Edit2: The only real difference in load between keeping the channel open and closing it every time is a keep-alive packet being sent to the service and acknowledged every so often (which is what is behind your channel fault event). With 100 users I don't think this will be a problem.
The other option is to put your proxy creation inside a using block where it will be closed / disposed at the end of the block (which is considered bad practice). Closing the channel after a call may result in your application hanging because the service is not yet finished processing.

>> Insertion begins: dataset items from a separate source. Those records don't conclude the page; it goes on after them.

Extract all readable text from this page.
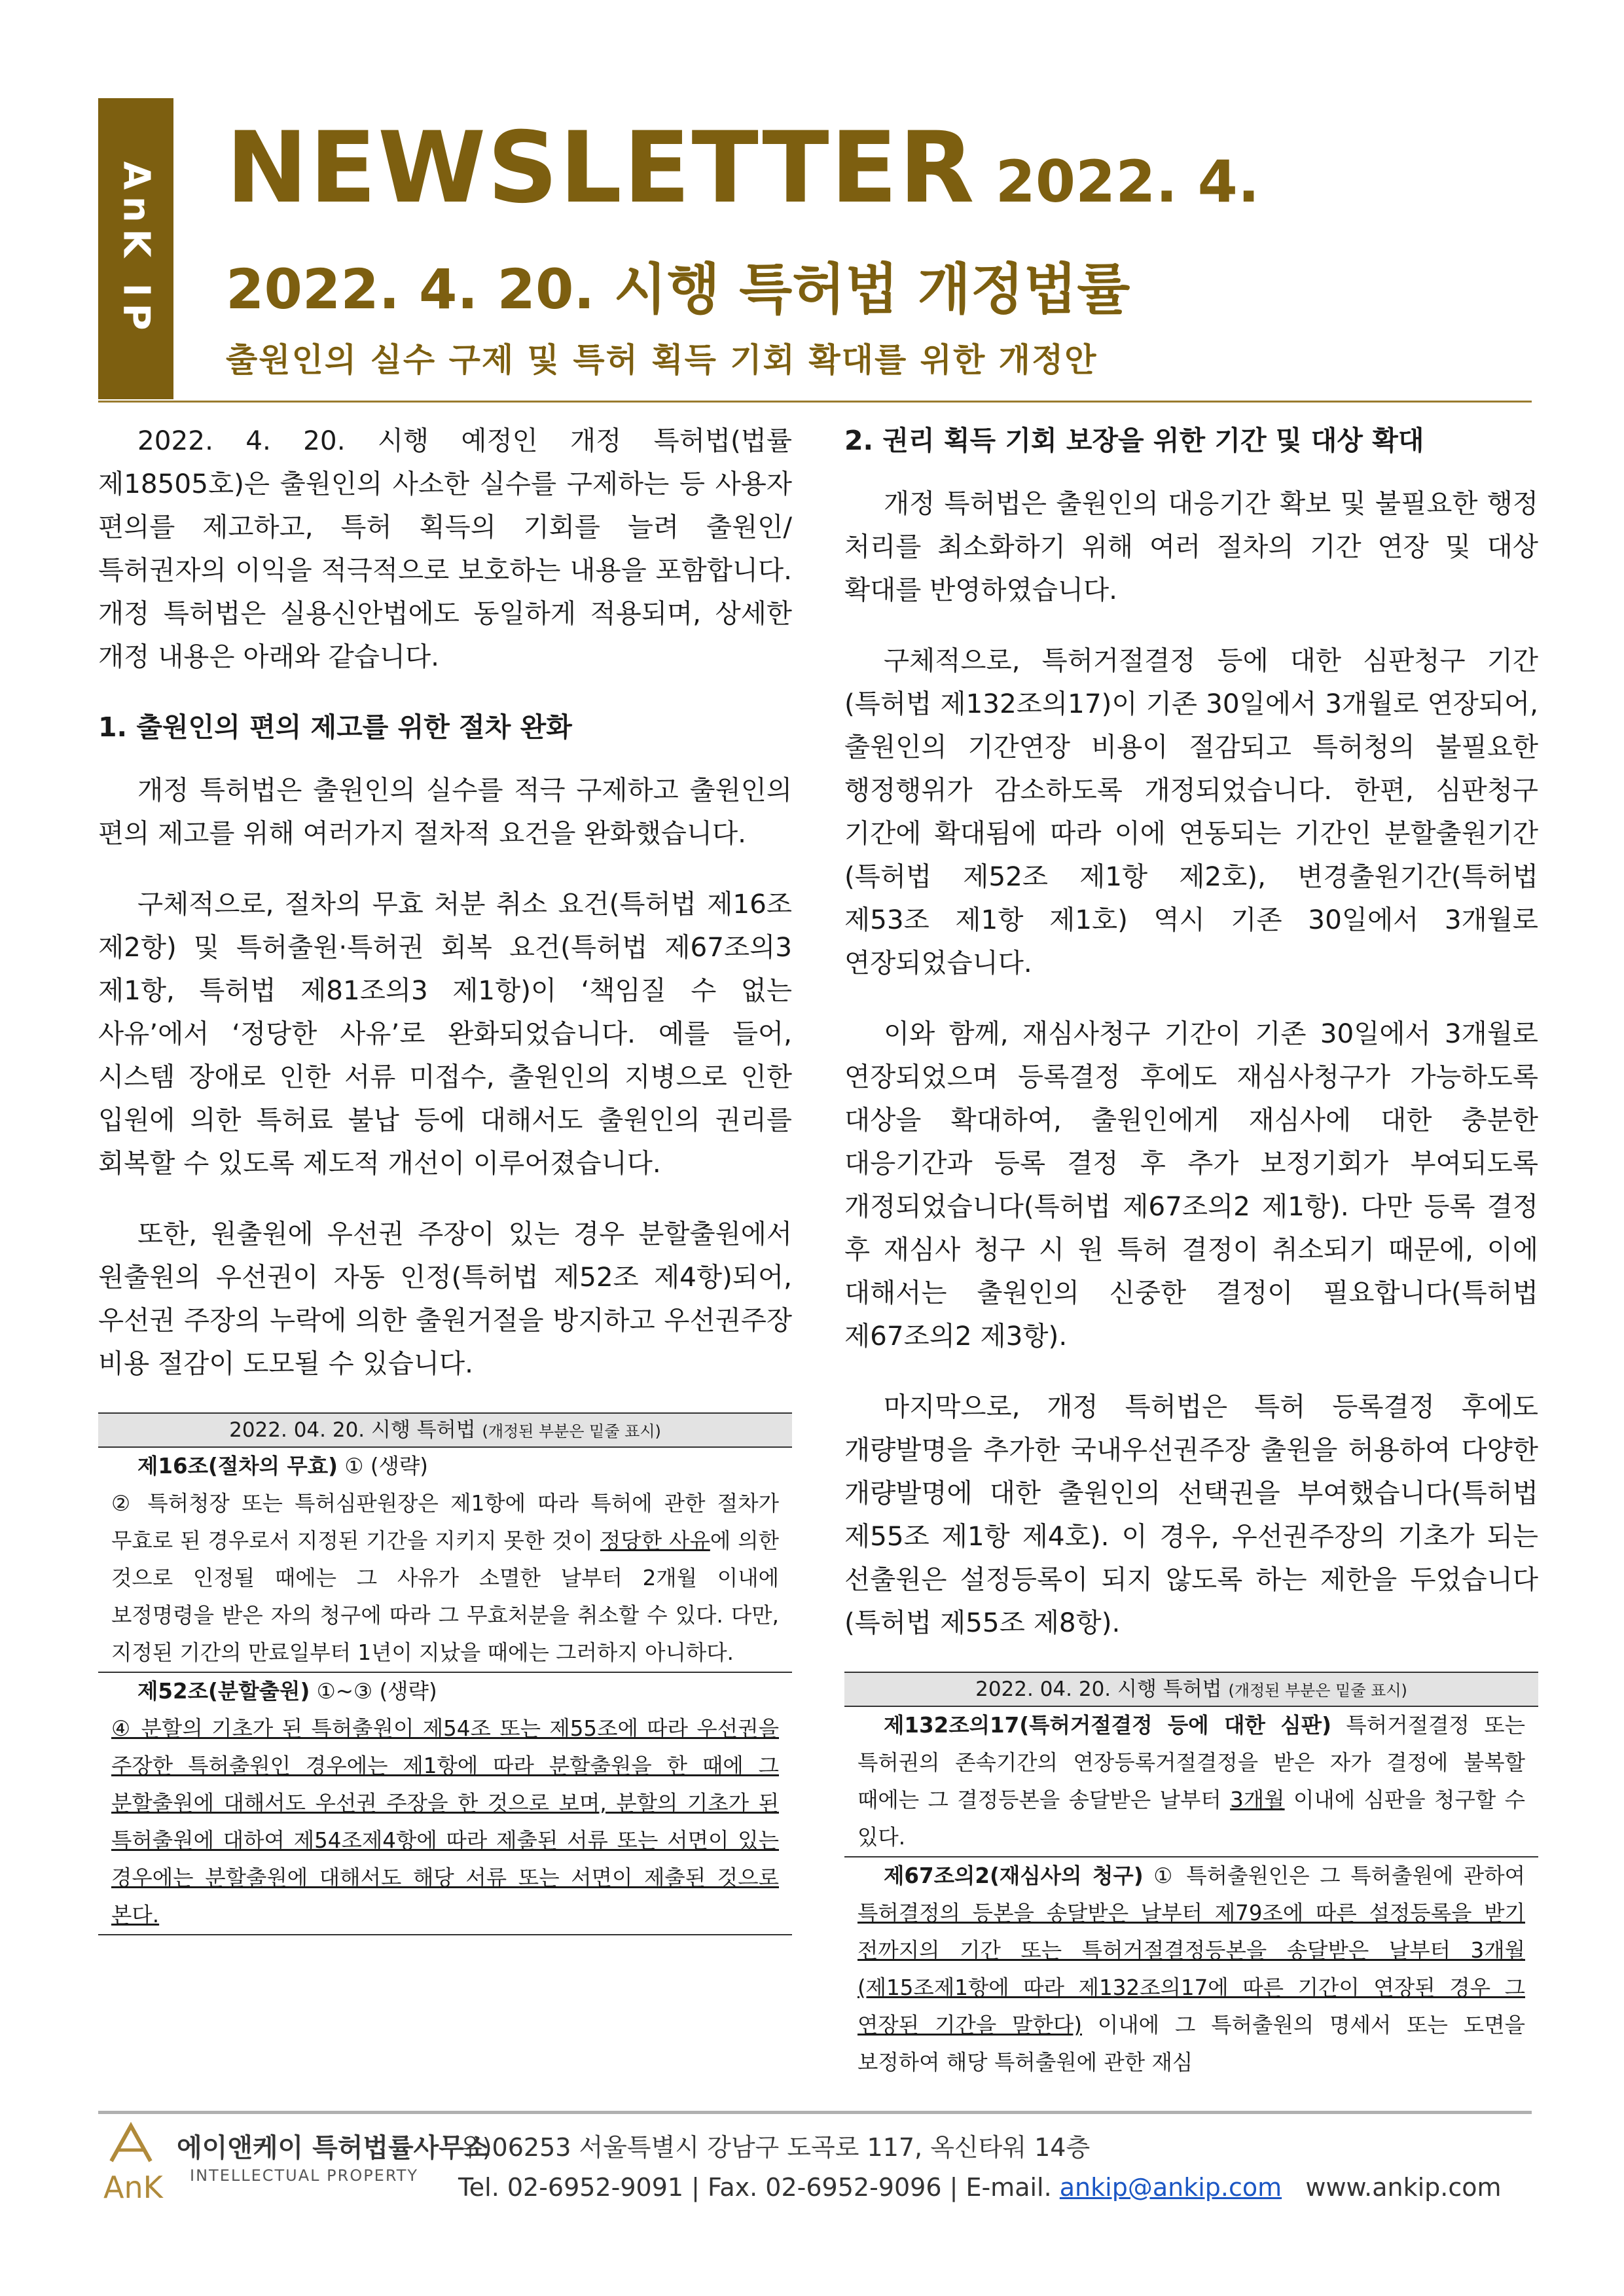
AnK IP NEWSLETTER 2022. 4.
2022. 4. 20. 시행 특허법 개정법률
출원인의 실수 구제 및 특허 획득 기회 확대를 위한 개정안

2022. 4. 20. 시행 예정인 개정 특허법(법률 제18505호)은 출원인의 사소한 실수를 구제하는 등 사용자 편의를 제고하고, 특허 획득의 기회를 늘려 출원인/특허권자의 이익을 적극적으로 보호하는 내용을 포함합니다. 개정 특허법은 실용신안법에도 동일하게 적용되며, 상세한 개정 내용은 아래와 같습니다.

1. 출원인의 편의 제고를 위한 절차 완화

개정 특허법은 출원인의 실수를 적극 구제하고 출원인의 편의 제고를 위해 여러가지 절차적 요건을 완화했습니다.

구체적으로, 절차의 무효 처분 취소 요건(특허법 제16조 제2항) 및 특허출원·특허권 회복 요건(특허법 제67조의3 제1항, 특허법 제81조의3 제1항)이 ‘책임질 수 없는 사유’에서 ‘정당한 사유’로 완화되었습니다. 예를 들어, 시스템 장애로 인한 서류 미접수, 출원인의 지병으로 인한 입원에 의한 특허료 불납 등에 대해서도 출원인의 권리를 회복할 수 있도록 제도적 개선이 이루어졌습니다.

또한, 원출원에 우선권 주장이 있는 경우 분할출원에서 원출원의 우선권이 자동 인정(특허법 제52조 제4항)되어, 우선권 주장의 누락에 의한 출원거절을 방지하고 우선권주장 비용 절감이 도모될 수 있습니다.

2022. 04. 20. 시행 특허법 (개정된 부분은 밑줄 표시)
제16조(절차의 무효) ① (생략)
② 특허청장 또는 특허심판원장은 제1항에 따라 특허에 관한 절차가 무효로 된 경우로서 지정된 기간을 지키지 못한 것이 정당한 사유에 의한 것으로 인정될 때에는 그 사유가 소멸한 날부터 2개월 이내에 보정명령을 받은 자의 청구에 따라 그 무효처분을 취소할 수 있다. 다만, 지정된 기간의 만료일부터 1년이 지났을 때에는 그러하지 아니하다.
제52조(분할출원) ①~③ (생략)
④ 분할의 기초가 된 특허출원이 제54조 또는 제55조에 따라 우선권을 주장한 특허출원인 경우에는 제1항에 따라 분할출원을 한 때에 그 분할출원에 대해서도 우선권 주장을 한 것으로 보며, 분할의 기초가 된 특허출원에 대하여 제54조제4항에 따라 제출된 서류 또는 서면이 있는 경우에는 분할출원에 대해서도 해당 서류 또는 서면이 제출된 것으로 본다.
2. 권리 획득 기회 보장을 위한 기간 및 대상 확대

개정 특허법은 출원인의 대응기간 확보 및 불필요한 행정 처리를 최소화하기 위해 여러 절차의 기간 연장 및 대상 확대를 반영하였습니다.

구체적으로, 특허거절결정 등에 대한 심판청구 기간(특허법 제132조의17)이 기존 30일에서 3개월로 연장되어, 출원인의 기간연장 비용이 절감되고 특허청의 불필요한 행정행위가 감소하도록 개정되었습니다. 한편, 심판청구 기간에 확대됨에 따라 이에 연동되는 기간인 분할출원기간(특허법 제52조 제1항 제2호), 변경출원기간(특허법 제53조 제1항 제1호) 역시 기존 30일에서 3개월로 연장되었습니다.

이와 함께, 재심사청구 기간이 기존 30일에서 3개월로 연장되었으며 등록결정 후에도 재심사청구가 가능하도록 대상을 확대하여, 출원인에게 재심사에 대한 충분한 대응기간과 등록 결정 후 추가 보정기회가 부여되도록 개정되었습니다(특허법 제67조의2 제1항). 다만 등록 결정 후 재심사 청구 시 원 특허 결정이 취소되기 때문에, 이에 대해서는 출원인의 신중한 결정이 필요합니다(특허법 제67조의2 제3항).

마지막으로, 개정 특허법은 특허 등록결정 후에도 개량발명을 추가한 국내우선권주장 출원을 허용하여 다양한 개량발명에 대한 출원인의 선택권을 부여했습니다(특허법 제55조 제1항 제4호). 이 경우, 우선권주장의 기초가 되는 선출원은 설정등록이 되지 않도록 하는 제한을 두었습니다(특허법 제55조 제8항).

2022. 04. 20. 시행 특허법 (개정된 부분은 밑줄 표시)
제132조의17(특허거절결정 등에 대한 심판) 특허거절결정 또는 특허권의 존속기간의 연장등록거절결정을 받은 자가 결정에 불복할 때에는 그 결정등본을 송달받은 날부터 3개월 이내에 심판을 청구할 수 있다.
제67조의2(재심사의 청구) ① 특허출원인은 그 특허출원에 관하여 특허결정의 등본을 송달받은 날부터 제79조에 따른 설정등록을 받기 전까지의 기간 또는 특허거절결정등본을 송달받은 날부터 3개월(제15조제1항에 따라 제132조의17에 따른 기간이 연장된 경우 그 연장된 기간을 말한다) 이내에 그 특허출원의 명세서 또는 도면을 보정하여 해당 특허출원에 관한 재심
AnK
에이앤케이 특허법률사무소
INTELLECTUAL PROPERTY
우)06253 서울특별시 강남구 도곡로 117, 옥신타워 14층
Tel. 02-6952-9091 | Fax. 02-6952-9096 | E-mail. ankip@ankip.com www.ankip.com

In fact, even if your call to the service was async or the service contract for the method was one-way, the channel close code will block until the service is finished.
Here is a simple singleton class that should have the bare bones of what you need:
public static class SingletonProxy
{
private CupidClientServiceClient proxyInstance = null;
public CupidClientServiceClient ProxyInstance
{
get
{
if (proxyInstance == null)
{
AttemptToConnect();
}
return this.proxyInstance;
}
}
private void ProxyChannelFaulted(object sender, EventArgs e)
{
bool connected = false;
while (!connected)
{
// you may want to put timer code around this, or
// other code to limit the number of retrys if
// the connection keeps failing
AttemptToConnect();
}
}
public bool AttemptToConnect()
{
// this whole process needs to be thread safe
lock (proxyInstance)
{
try
{
if (proxyInstance != null)
{
// deregister the event handler from the old instance
proxyInstance.InnerChannel.Faulted -= new EventHandler(ProxyChannelFaulted);
}
//(re)create the instance
proxyInstance = new CupidClientServiceClient();
// always open the connection
proxyInstance.Open();
// add the event handler for the new instance
// the client faulted is needed to be inserted here (after the open)
// because we don't want the service instance to keep faulting (throwing faulted event)
// as soon as the open function call.
proxyInstance.InnerChannel.Faulted += new EventHandler(ProxyChannelFaulted);
return true;
}
catch (EndpointNotFoundException)
{
// do something here (log, show user message etc.)
return false;
}
catch (TimeoutException)
{
// do something here (log, show user message etc.)
return false;
}
}
}
}
I hope that helps :)
In my experience, creating/closing the channel on a per call basis adds very little overhead. Take a look at this Stackoverflow question. It's not a Singleton question per se, but related to your issue. Typically you don't want to leave the channel open once you're finished with it.
I would encourage you to use a reusable ChannelFactory implementation if you're not already and see if you still are having performance problems.